TUSCALOOSA, Ala. – Dr. Robert F. Olin, dean of the College of Arts and Sciences at The University of Alabama, will receive the prestigious Year 2002 Virginia B. Smith Innovative Leadership Award on Nov. 9, 2002 at ceremonies in Washington, D.C.
Jointly presented by the Council for Adult and Experiential Learning and the National Center for Public Policy and Higher Education, the award recognizes individuals who have demonstrated leadership and innovation in American higher education.
Olin will be recognized for his “long-term career commitment to broad-based strategies to improve mathematics education and the use of technology in its instruction,” said Austin Doherty, chair of the Virginia B. Smith Innovative Leadership Award Steering Committee.
Olin founded the Math Technology Learning Center in 2000 at UA. The 240-computer math learning community in UA’s College of Arts and Sciences was designed to remove traditional obstacles to undergraduate learning of math by replacing lecture and blackboard instruction with interactive, self-paced computer programs in an environment where students also receive individual tutoring.
The center, which is located in Tutwiler Hall, received the Special Award of Merit from the Alabama Quality Council in 2001. The Math Technology Learning Center was established with a $200,000 grant from the national Pew Grant Program in Course Redesign through the Center for Academic Transformation at Rensselaer Polytechnic Institute. Additional funding was provided by a Congressional grant though the U.S. Department of Education.
The center was based on Virginia Tech’s Math Emporium, a program also developed by Olin while he served as chairman of the department of mathematics at Virginia Tech. The program, which instructs over 7,000 students a year at Virginia Tech, received national recognition for its successful use of computers in math learning. Olin has given more than 500 presentations on its system to businesses and higher educational institutions.
“Innovations in technology are rapidly changing how we teach in higher education, said UA interim President J. Barry Mason. “Technology is accelerating rote learning exercises and enabling faculty to spend more time on higher quality interactions with students.
“Since coming to the University two years ago, Bob Olin has been a leader in implementing innovative learning technology at the University while inspiring the faculty to explore and put into place new ways of teaching and learning,” Mason said. “The Math Technology Learning Center is a successful, working example of Dean Olin’s vision, and we commend him for his extraordinary contributions to the achievements of students nationwide.”
A strong proponent of the value of learning communities, Olin has also led in the development of undergraduate residential learning communities in UA’s College of Arts and Sciences, including the Parker-Adams Freshmen Year. Designed to offer freshmen strong social and academic support, the Parker-Adams program had a 94.9 percent retention rate its first year.
Since joining the UA staff in 2000, Olin has overseen a 9.1 percent increase in College contract and grant awards in the last year and the construction of the $58 million, state-of-the-art Shelby Hall Interdisciplinary Sciences Building, one of the largest academic research buildings in the Southeast. He is also spearheading plans for a $35 million Performing Arts Center.
Olin is chair of UA’s Budget Reallocation Committee, charged with identifying some $16.2 million in University funds to support a system-wide faculty salary enhancement initiative.
In addition to his duties at UA, Olin is a member of two standing boards in the National Research Council, the Committee on Undergraduate Science Education and the Steering Committee on Criteria and Benchmarks for Increased Learning in Undergraduate Science, Technology, Engineering and Mathematics. The National Research Council is one of four arms of the National Academies that also includes the National Academy of Sciences, The National Academy of Engineering, and the Institute of Medicine.
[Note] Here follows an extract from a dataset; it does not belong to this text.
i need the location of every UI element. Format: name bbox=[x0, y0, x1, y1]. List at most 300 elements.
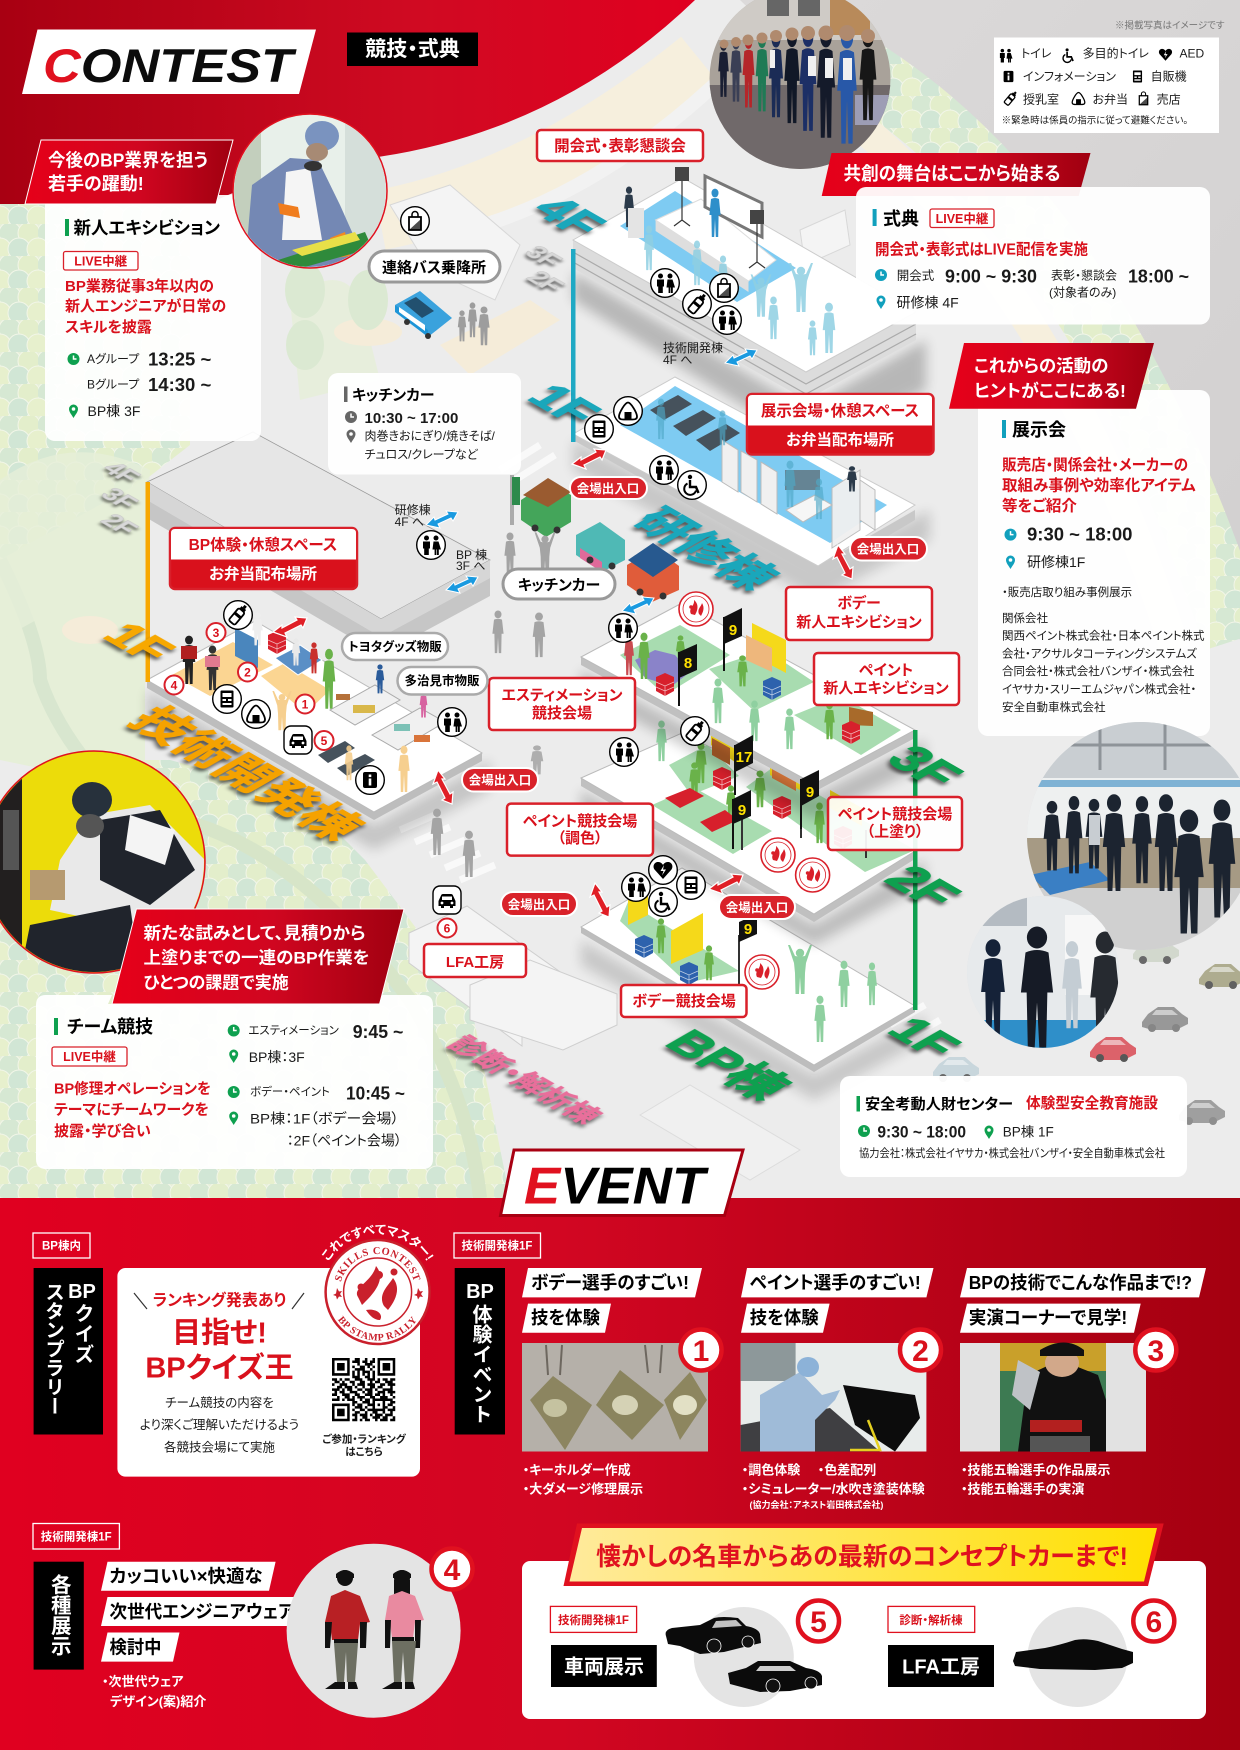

Olin received a bachelor’s degree in mathematics in 1970 from Ottawa University in Kansas and a doctorate in mathematics in 1975 from Indiana University in Bloomington. He has authored numerous scholarly papers in the fields of operator theory and functional analysis and has had over 20 years of continuous research funding.
Prior to coming to UA, Olin was a faculty member at Virginia Tech for 25 years and served as chair of VT’s department of mathematics for six years.
The Virginia B. Smith Innovative Leadership Award is named for Virginia Smith, president emerita of Vassar College and founding director of the Fund for the Improvement of Postsecondary Education. She is also former associate director of the Carnegie Commission on Higher Education. Smith is widely known for her extraordinary contributions as an innovative leader throughout her career, as educator, foundation director and public policy scholar.
The College of Art and Sciences is the largest liberal arts college in Alabama and The University of Alabama’s largest division with 350 faculty and 6,600 students in more than 25 departments and programs.